Following code iterates through many data-rows, calcs some score per row and then sorts the rows according to that score:
unsigned count = 0;
score_pair* scores = new score_pair[num_rows];
while ((row = data.next_row())) {
float score = calc_score(data.next_feature())
scores[count].score = score;
scores[count].doc_id = row->docid;
count++;
}
assert(count <= num_rows);
qsort(scores, count, sizeof(score_pair), score_cmp);
Unfortunately, there are many duplicate rows with the same docid but different score. Now i like to keep the last score for any docid only. The docids are unsigned int, but usually big (=> no lookup-array) - using a HashMap to lookup the last count for a docid would probably be too slow (many millions of rows, should only take seconds not minutes...).
Ok, i modified my code to use a std:map:
map<int, int> docid_lookup;
unsigned count = 0;
score_pair* scores = new score_pair[num_rows];
while ((row = data.next_row())) {
float score = calc_score(data.next_feature())

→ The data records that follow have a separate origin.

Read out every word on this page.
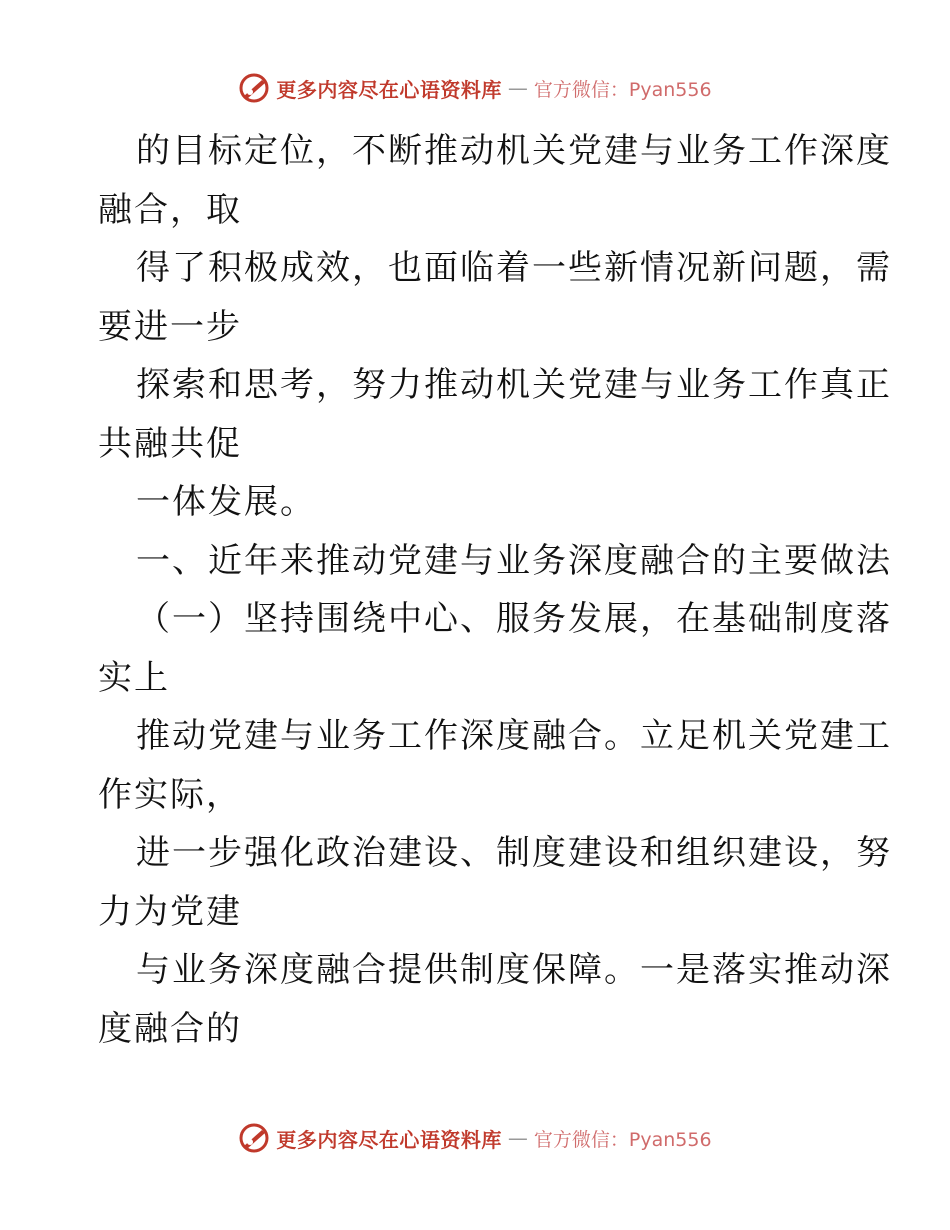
更多内容尽在心语资料库 — 官方微信：Pyan556
的目标定位，不断推动机关党建与业务工作深度
融合，取
得了积极成效，也面临着一些新情况新问题，需
要进一步
探索和思考，努力推动机关党建与业务工作真正
共融共促
一体发展。
一、近年来推动党建与业务深度融合的主要做法
（一）坚持围绕中心、服务发展，在基础制度落
实上
推动党建与业务工作深度融合。立足机关党建工
作实际，
进一步强化政治建设、制度建设和组织建设，努
力为党建
与业务深度融合提供制度保障。一是落实推动深
度融合的
更多内容尽在心语资料库 — 官方微信：Pyan556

map<int, int>::iterator iter;
iter = docid_lookup.find(row->docid);
if (iter != docid_lookup.end()) {
scores[iter->second].score = score;
scores[iter->second].doc_id = row->docid;
} else {
scores[count].score = score;
scores[count].doc_id = row->docid;
docid_lookup[row->docid] = count;
count++;
}
}
It works and the performance hit is not as bad as i expected - now it runs a minute instead of 16 seconds, so it's about a factor of 3. Memory usage has also gone up from about 1Gb to 4Gb.